The average time to fracture union was fourteen weeks. There was one nonunion of an open comminuted fracture of the middle third of the ulna. There were no deep infections or radioulnar synostoses. According to the Grace and Eversmann rating system, twenty-two patients (81%) had an excellent result; three (11%), a good result; and two (7%), an acceptable result. The DASH scores averaged 15 points (range, 5 to 61 points).
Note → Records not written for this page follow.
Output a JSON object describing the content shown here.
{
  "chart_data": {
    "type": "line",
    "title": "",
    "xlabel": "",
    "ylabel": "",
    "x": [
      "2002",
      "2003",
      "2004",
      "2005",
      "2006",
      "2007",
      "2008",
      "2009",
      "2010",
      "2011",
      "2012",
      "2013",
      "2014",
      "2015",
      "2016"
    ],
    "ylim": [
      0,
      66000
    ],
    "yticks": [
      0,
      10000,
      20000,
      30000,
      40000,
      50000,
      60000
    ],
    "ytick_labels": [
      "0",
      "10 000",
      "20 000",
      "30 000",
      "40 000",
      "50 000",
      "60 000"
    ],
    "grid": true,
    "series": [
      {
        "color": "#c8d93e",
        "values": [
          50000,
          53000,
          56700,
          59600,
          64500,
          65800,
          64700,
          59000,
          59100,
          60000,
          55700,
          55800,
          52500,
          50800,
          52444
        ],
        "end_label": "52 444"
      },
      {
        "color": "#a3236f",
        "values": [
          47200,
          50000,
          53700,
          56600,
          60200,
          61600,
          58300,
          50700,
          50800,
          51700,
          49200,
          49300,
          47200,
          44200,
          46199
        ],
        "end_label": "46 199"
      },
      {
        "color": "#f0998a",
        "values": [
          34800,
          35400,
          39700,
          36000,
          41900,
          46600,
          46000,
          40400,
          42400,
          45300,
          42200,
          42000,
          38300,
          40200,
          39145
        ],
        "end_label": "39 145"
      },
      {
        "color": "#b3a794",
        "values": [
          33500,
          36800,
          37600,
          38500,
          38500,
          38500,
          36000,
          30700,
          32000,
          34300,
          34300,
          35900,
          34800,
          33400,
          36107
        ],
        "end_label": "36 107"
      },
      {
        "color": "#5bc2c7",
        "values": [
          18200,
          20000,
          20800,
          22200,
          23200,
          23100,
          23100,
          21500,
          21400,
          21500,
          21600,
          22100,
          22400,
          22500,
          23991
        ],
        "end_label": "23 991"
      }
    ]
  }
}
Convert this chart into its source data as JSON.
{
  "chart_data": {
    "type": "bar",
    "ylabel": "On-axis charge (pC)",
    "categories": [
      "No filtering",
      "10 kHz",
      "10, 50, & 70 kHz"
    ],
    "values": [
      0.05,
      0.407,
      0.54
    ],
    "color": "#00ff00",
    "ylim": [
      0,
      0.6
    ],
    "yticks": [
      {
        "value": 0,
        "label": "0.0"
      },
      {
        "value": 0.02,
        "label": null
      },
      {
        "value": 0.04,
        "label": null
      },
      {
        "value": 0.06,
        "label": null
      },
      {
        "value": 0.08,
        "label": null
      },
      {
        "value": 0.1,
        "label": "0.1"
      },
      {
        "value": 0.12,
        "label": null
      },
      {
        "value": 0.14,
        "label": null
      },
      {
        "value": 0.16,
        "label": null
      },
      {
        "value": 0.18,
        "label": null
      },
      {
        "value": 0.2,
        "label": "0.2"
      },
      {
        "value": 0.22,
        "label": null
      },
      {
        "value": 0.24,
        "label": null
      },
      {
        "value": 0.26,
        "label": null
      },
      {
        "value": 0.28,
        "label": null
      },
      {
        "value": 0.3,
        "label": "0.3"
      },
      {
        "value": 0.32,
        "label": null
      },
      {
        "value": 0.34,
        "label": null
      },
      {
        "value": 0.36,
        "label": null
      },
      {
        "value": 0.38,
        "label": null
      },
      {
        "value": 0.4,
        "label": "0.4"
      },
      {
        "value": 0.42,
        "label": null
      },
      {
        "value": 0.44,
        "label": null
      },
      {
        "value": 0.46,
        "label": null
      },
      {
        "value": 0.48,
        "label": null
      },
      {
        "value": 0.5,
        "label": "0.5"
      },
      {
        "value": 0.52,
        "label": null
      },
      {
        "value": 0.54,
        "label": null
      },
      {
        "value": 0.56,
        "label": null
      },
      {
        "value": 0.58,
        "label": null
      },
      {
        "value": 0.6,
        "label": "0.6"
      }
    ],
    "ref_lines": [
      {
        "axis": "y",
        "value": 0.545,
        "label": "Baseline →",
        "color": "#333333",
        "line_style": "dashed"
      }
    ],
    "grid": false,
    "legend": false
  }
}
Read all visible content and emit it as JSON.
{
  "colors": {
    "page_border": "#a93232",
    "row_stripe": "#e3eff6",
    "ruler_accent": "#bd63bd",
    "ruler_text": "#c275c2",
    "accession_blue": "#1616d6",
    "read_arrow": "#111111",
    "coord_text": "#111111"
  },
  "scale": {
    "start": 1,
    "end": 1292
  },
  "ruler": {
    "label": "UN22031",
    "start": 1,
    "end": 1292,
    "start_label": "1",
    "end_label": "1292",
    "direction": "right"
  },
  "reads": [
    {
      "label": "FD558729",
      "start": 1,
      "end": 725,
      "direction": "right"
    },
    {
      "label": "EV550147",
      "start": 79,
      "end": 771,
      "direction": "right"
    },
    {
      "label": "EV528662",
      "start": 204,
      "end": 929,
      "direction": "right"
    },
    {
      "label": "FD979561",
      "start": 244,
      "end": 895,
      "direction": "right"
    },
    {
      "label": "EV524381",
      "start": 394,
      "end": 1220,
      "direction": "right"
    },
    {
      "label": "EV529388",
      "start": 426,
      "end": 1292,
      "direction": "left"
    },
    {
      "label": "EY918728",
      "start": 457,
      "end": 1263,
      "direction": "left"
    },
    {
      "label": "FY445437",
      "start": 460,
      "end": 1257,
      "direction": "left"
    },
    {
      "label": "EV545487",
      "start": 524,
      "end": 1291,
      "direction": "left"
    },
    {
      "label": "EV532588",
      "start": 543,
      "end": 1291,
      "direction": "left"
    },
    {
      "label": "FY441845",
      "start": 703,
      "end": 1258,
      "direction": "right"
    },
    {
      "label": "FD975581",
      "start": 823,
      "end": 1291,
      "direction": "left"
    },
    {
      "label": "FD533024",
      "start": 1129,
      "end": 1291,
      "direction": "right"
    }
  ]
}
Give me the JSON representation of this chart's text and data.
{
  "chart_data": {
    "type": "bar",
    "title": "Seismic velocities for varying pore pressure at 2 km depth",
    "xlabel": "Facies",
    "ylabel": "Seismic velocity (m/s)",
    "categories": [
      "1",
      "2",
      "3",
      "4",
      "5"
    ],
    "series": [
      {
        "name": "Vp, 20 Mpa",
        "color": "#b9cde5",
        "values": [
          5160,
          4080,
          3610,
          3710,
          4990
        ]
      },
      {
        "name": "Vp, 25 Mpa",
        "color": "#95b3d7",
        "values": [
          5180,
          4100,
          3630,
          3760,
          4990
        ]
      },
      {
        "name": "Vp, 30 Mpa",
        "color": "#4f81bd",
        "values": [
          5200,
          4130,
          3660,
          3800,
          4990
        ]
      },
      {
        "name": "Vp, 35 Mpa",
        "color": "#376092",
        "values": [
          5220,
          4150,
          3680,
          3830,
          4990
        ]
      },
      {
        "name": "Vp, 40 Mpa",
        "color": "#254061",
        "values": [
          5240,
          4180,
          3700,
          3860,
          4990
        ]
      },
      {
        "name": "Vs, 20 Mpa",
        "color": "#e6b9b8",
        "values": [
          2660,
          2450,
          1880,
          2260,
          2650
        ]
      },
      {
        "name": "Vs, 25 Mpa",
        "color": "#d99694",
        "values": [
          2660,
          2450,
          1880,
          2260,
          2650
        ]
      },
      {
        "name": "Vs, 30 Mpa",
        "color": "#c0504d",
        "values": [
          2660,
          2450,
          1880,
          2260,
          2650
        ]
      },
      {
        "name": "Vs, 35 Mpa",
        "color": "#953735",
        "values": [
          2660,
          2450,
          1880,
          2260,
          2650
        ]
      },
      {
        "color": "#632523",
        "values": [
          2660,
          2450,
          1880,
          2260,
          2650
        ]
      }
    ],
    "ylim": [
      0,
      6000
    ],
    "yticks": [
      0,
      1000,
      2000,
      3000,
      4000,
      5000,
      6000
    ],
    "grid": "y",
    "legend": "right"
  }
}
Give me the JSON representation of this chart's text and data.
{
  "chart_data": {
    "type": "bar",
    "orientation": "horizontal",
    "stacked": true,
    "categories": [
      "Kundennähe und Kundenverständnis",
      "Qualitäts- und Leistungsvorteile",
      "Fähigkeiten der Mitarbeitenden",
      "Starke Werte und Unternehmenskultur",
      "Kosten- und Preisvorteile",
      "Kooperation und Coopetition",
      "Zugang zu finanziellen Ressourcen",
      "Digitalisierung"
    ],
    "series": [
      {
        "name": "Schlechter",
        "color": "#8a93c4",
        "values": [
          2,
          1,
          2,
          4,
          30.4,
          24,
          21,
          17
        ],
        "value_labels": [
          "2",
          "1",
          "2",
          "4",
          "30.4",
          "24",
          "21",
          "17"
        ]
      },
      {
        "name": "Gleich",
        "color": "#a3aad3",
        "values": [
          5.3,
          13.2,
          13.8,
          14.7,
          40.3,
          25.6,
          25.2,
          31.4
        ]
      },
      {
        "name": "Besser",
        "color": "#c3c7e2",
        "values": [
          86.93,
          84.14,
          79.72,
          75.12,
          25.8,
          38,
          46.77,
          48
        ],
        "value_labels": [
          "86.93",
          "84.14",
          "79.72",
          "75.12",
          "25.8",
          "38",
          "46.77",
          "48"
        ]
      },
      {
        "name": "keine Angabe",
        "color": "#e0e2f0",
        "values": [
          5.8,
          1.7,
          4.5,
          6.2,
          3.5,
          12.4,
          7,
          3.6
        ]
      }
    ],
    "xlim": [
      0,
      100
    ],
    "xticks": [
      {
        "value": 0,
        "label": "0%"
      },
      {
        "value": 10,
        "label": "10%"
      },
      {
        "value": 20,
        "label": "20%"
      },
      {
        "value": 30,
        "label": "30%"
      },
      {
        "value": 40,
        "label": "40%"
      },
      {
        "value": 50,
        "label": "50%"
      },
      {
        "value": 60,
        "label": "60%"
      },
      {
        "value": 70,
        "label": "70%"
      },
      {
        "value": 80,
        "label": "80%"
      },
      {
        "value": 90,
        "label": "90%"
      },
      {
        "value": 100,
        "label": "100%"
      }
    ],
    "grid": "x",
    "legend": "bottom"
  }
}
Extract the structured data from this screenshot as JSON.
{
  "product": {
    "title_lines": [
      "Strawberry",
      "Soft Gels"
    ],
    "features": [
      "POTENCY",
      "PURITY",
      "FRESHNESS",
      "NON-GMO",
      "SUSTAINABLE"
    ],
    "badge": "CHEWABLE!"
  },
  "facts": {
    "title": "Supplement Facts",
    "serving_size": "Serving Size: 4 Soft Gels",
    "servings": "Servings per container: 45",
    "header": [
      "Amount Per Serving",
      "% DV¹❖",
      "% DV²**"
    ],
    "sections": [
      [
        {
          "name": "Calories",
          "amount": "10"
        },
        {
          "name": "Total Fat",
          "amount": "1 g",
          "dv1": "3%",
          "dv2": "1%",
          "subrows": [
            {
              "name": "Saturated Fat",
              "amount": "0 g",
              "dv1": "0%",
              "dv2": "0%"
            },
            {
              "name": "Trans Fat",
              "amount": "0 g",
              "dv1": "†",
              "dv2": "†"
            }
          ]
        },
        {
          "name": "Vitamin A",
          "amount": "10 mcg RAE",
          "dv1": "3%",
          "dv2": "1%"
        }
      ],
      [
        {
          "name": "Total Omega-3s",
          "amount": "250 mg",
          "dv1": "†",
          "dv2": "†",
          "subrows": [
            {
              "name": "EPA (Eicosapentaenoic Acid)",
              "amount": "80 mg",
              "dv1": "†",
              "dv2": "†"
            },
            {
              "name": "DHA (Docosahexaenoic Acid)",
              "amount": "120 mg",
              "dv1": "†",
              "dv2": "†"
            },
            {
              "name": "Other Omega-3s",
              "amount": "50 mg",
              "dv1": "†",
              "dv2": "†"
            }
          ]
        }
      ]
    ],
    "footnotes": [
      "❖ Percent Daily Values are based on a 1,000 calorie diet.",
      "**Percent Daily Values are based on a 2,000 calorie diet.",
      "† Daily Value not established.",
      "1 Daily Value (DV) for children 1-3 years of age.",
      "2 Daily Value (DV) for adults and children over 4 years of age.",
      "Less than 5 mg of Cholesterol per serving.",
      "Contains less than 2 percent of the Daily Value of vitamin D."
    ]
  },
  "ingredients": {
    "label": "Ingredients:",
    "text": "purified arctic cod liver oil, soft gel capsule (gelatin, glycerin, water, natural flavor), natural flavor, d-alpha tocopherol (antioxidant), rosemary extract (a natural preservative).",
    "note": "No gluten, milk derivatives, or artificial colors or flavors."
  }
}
Our experience indicates that the advantages of an interlocking intramedullary nail system for the radius and ulna are that it is technically straightforward, it allows a high rate of osseous consolidation, and it requires less surgical exposure and operative time than does plate osteosynthesis. We suggest that the interlocking intramedullary nail system be considered as an alternative to plate osteosynthesis for selected diaphyseal fractures of the forearm in adults.
钢板内固定是治疗成人前臂骨干骨折最常用的技术。然而,应用钢板会破坏骨膜血供,且需要做可能影响美观的皮肤切口,并且取出内植物后存在再骨折的风险。本研究的目的是评估使用预弯带锁髓内钉稳定成人移位前臂骨干骨折的早期结果。
在2004年1月至2006年7月期间,共对27名成人的前臂插入了38枚带锁髓内钉。其中18枚用于桡骨,20枚用于尺骨以稳定骨干骨折。平均随访时间为17个月。使用格雷斯(Grace)和埃弗斯曼(Eversmann)评分系统评估功能结果,并通过完成手臂、肩部和手部功能障碍(DASH)问卷来评估患者自评结果。
骨折平均愈合时间为14周。尺骨中1/3开放性粉碎性骨折出现1例骨不连。无深部感染或桡尺骨融合。根据格雷斯和埃弗斯曼评分系统,22例患者(81%)结果为优;3例(11%)为良;2例(7%)为可接受。DASH评分平均为15分(范围为5至61分)。
我们的经验表明,桡骨和尺骨带锁髓内钉系统的优点是技术操作简单,骨愈合率高,与钢板内固定相比手术显露和手术时间更少。我们建议对于成人前臂特定的骨干骨折,带锁髓内钉系统可作为钢板内固定的替代方法。